Ticket Experience Refresh
The status quo was an organization centric, confusing experience that did not effectively market or merchandise the festival. Baseline usability testing proved poor comprehension of the festival with out of town visitors. A much loved local festival needed a redesign to better help visitors understand, plan and experience the Stampede.
Objective
Improve the ticket purchase pathway as part of the passive & active planning experience
Improve comprehension of the festival by out of town visitors
By…
Role
Senior UX designer
Platform
Responsive web
Team
Account team, Client partners, Project manager, User research, Visual design, Copy, Engineering
Skills
User advocate, Interaction design, UX design, IA, Prototyping
Responsibilities
Primary designer contributor for overall experience, including tools
Completed a usability and accessibility audit
Worked with the copywriting team to craft the nomenclature
Collaborated with the engineering and creative team to define the interface
Created wireframes and prototypes
Challenge
The current experience assumed visitors already spoke ‘Stampede’.
Revamp the entire ticket system from the labeling to the tiers.
Enable consistency and education throughout the ecosystem.
So, our team gathered impressions from a baseline usability test to identify areas for improvement.
How did we do it?
Research · Design
Research/User research
We engaged the user research team to complete a user test on planning. Both out-of-town visitors and local folks were engaged in moderated interviews with a task completion component. The following concerns were identified:
Out-of-town visitors were confused, with little understanding of location, scope and price
Out of Town participants did not understand if the General Admission cost was per day or if the Rodeo was a separate ticketed event.
Ticket page felt long that it had too many choices for ticket packages, which created confusion.
Both groups struggled to find anything on the site that detailed what music is included in General Admission.
Individuals didn’t understand event names
Individuals did not expect to be re-directed to an external ticket vendor from the Buy Tickets button.
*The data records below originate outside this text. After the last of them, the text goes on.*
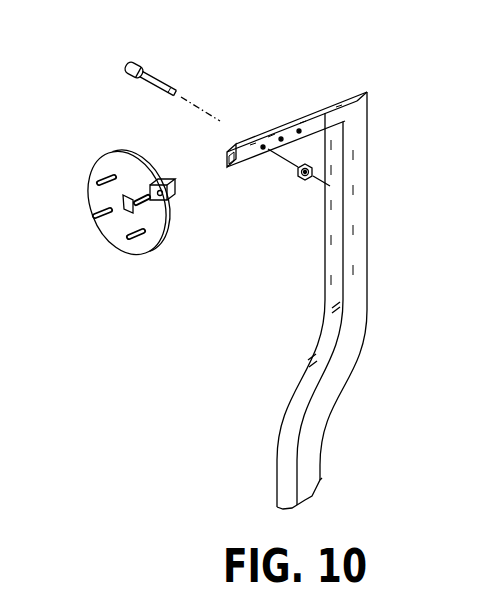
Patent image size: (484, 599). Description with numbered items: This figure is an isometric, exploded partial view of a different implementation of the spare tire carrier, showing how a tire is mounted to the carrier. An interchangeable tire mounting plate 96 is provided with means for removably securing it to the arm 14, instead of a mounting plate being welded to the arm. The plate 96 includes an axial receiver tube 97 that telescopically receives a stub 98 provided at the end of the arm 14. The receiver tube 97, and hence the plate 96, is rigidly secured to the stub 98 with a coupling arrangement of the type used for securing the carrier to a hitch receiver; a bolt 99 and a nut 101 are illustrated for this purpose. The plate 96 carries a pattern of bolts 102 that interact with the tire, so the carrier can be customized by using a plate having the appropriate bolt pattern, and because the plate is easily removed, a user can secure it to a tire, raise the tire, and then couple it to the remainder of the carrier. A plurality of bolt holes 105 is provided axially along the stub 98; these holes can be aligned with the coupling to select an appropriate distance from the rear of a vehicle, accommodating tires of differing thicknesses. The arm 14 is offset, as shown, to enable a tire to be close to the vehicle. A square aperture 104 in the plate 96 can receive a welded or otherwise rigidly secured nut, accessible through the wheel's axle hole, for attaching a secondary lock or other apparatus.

The arm 14 is at (367, 238).
The interchangeable tire mounting plate 96 is at (111, 153).
The axial receiver tube 97 is at (163, 180).
The stub 98 is at (309, 118).
The bolt 99 is at (156, 73).
The nut 101 is at (304, 180).
The bolts 102 is at (99, 183).
The square aperture 104 is at (123, 208).
The bolt holes 105 is at (281, 139).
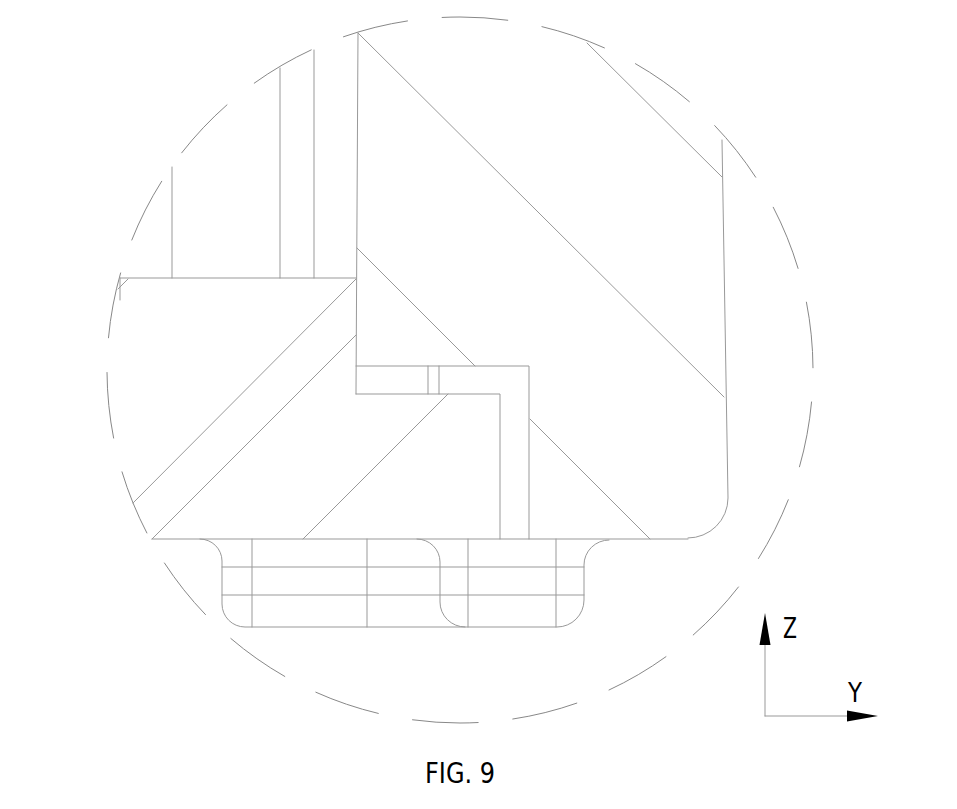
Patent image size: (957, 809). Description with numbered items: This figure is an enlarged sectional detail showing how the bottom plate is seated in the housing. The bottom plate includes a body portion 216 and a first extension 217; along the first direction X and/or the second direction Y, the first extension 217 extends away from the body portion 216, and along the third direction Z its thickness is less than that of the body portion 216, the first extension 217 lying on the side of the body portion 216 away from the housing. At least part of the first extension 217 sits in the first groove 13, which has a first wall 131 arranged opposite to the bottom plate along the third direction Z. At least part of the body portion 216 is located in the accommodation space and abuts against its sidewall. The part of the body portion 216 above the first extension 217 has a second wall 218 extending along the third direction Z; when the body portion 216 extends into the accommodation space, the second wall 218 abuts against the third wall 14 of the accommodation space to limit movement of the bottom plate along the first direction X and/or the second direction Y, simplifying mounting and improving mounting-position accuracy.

The first groove 13 is at (485, 446).
The first wall 131 is at (385, 366).
The third wall 14 is at (358, 183).
The body portion 216 is at (175, 342).
The first extension 217 is at (475, 483).
The second wall 218 is at (355, 333).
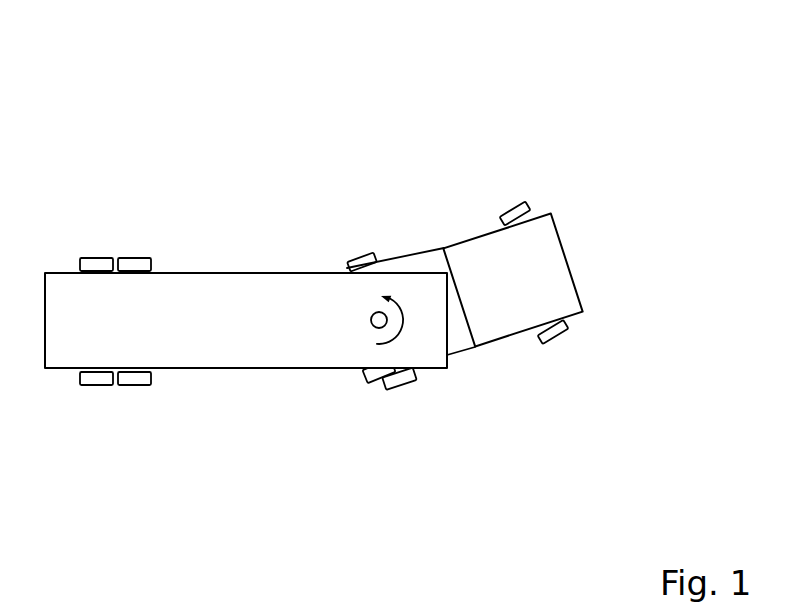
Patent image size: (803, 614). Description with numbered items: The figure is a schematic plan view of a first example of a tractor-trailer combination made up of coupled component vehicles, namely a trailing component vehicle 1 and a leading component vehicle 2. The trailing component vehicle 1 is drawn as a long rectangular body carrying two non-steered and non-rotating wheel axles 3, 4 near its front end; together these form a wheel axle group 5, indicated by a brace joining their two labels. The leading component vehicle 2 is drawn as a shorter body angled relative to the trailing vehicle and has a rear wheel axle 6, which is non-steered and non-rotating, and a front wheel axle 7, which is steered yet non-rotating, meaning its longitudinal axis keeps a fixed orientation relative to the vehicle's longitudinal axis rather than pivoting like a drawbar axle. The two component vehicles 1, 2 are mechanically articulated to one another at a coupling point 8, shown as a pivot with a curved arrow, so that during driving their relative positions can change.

The General Admissions purchase button embedded in an auto-rotating carousel was difficult to interact with.
Research/Component audit & strategy
I completed a comprehensive review of website components in order to identify usability, accessibility & redundancy concerns. This fed into a strategy which the larger team contributed to. It identified which components to keep, remove, combine or modify in order to improve user experience, achieve Web Content Accessibility Guidelines’ (WCAG) Double A compliance, & streamline development. This enabled us to find systemic concerns with current patterns and with each pathway we tacked, be aware of the entire ecosystem.
Ticket event card progression
Include more event details to maintain focus on page and increase conversion.
Designing the interface/Sketches
First I explored a tiered ticket system to help frame the experience for the out-of-town visitors.
Instead of the ambiguous term ‘General Admission’ I used the name of the location, which was the exhibition grounds. Much of the Stampede was held at the grounds but some events were off-site. These were not included in the pass.
The second tier were tickets for Special events or Main concerts. This helped to distinguish between the hundreds of concerts and events included in the pass vs the ones that required an extra cost.
Lastly, packages included the pass, a premiere event and a special experience.
I explored different card patterns. Considerations were:
Variation between cards (Single card for Park Pass vs Title, description and listings for Events & Packages)
Amount of listings per card
A desire to maintain a single page for all ticket types and listings
Scannability and comprehension of ticket types
Although the three tiered approach was very simple, I became concerned that the headliner concerts were not highlighted enough. So I pulled them out them out to create another module.
I explored using progressive disclosure to educate out-of-towners on what the park pass included.
Designing the Interface/Wireframes & Prototypes
I explored the finer details in the wireframes using the same fonts as the style guide. Collaborating with the copywriter I addressed terminology challenges. In addition, I prototyped the swipe carousel.
As a team we settled on a final approach. When exploring the details of each event card I was conscious of minimizing variation across the wider planning experience while attending to the unique needs of the ticket page.
Our approach made the following improvements:
Introduced ticket tiers
Include description with link to learn more about what the ticket includes
Provide two options - Day & 10 day pass to clarify scope of ticket
Introduced a swipe carousel for a more usable pattern for grouping related tickets, also decreased the page length
Add ‘on Ticketmaster’ to clarify re-direction
Renamed events such as Evening Show to describe the activities
Used established patterns for action buttons
The Result
Once the entire planning experience was reworked, the design team applied the final patterns and styles.
In addition, I integrated the ticket tiers and terminology changes across the planning experience - taking care to maintain our educational approach.